9.1 The Equipment shall at all times remain the property of Cellhire and the Customer shall have no rights to the Equipment except to use it in accordance with this Agreement.


9.2 Where a mobile telephone number is provided for the supply of airtime, the Customer acknowledges and agrees that it is not entitled to continued use of the telephone number associated with the Equipment after the termination of the Rental and that the mobile telephone number will be recovered by Cellhire at the end of the Rental and subsequently provided to another Customer.


10. Termination

 

10.1 Unless otherwise agreed with Cellhire the Customer shall return the Equipment to Cellhire at the Return Address to be arranged at the end of the Rental Period in good working order and in the same condition as when it was delivered to the Customer.


10.2 If the Customer commits a material breach of these Conditions, such as, but not limited to, using the Equipment in an improper manner and in contravention of the instructions, then Cellhire may require the return of the Equipment without being obliged to repay any portion of the Rental Charges.


10.3
Under no circumstances shall the Customer retain the Equipment under this Agreement for longer than the Rental Period without agreeing an extension of that period with Cellhire.

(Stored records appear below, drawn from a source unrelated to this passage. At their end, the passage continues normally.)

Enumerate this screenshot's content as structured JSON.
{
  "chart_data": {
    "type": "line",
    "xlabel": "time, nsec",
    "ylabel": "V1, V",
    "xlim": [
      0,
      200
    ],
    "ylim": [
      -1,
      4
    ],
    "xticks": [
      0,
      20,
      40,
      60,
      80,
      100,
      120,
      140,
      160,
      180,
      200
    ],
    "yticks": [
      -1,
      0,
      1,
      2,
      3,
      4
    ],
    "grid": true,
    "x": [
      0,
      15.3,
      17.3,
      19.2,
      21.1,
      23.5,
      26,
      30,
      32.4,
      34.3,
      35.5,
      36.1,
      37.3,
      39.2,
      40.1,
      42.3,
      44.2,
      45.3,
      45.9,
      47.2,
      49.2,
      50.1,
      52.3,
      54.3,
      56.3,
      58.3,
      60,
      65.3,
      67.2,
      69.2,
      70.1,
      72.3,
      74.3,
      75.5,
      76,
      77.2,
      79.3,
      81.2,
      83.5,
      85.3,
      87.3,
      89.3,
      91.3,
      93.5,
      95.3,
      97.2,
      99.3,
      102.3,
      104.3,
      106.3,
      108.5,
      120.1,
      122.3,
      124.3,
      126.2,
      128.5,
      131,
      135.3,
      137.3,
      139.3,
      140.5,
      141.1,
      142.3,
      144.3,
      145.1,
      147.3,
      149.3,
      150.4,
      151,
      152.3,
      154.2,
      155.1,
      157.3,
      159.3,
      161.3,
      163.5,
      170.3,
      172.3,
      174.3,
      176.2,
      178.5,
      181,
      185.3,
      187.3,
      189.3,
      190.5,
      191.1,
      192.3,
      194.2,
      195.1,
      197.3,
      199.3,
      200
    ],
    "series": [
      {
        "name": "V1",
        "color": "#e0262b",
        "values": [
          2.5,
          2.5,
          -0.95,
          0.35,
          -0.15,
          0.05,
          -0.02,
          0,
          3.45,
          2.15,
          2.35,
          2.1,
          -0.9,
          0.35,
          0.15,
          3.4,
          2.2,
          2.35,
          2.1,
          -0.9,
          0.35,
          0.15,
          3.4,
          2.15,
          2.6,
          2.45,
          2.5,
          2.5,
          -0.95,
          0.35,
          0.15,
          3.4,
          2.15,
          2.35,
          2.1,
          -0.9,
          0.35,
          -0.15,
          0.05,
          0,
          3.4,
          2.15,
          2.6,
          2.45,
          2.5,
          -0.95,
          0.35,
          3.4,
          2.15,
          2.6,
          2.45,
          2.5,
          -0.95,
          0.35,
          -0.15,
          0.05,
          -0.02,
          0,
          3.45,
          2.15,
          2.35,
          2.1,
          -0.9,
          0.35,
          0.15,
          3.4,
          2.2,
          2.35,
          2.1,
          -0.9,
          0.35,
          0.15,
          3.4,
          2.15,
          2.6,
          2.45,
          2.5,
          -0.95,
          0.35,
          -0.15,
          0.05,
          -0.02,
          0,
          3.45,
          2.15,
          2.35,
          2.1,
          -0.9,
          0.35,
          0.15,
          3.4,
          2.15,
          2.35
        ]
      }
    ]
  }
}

10.4 Subject to Condition 7 the Customer shall pay the manufacturer's full retail price to Cellhire for any Equipment which is damaged or not returned at the end of the Rental Period.


11. Law and Jurisdiction

 

11.1 This Agreement shall be governed by the Laws of England and Wales.


11.2 The courts of England and Wales shall have the non-exclusive jurisdiction to settle any disputes, which may arise out of or in connection with this Agreement.


12. General

 

12.1 No waiver by Cellhire of any breach of this Agreement between Cellhire and the Customer shall be considered as a waiver of any subsequent breach of the same or of any other provision.


12.2 Cellhire may disclose details of this Agreement to any person and for any purpose connected with its business. Cellhire may also disclose the contents of this Agreement to any credit reference agency.


12.3
The Customer acknowledges that in performance of this Agreement Cellhire may have to transfer data outside the EU and the Customer hereby consents to such transfer.


12.4 A person who is not a party to this Agreement is not entitled to enforce any of its terms under the Contracts (Rights of Third Parties) Act 1999 except where this Agreement expressly provides that such a person is entitled to enforce any of its terms under that Act.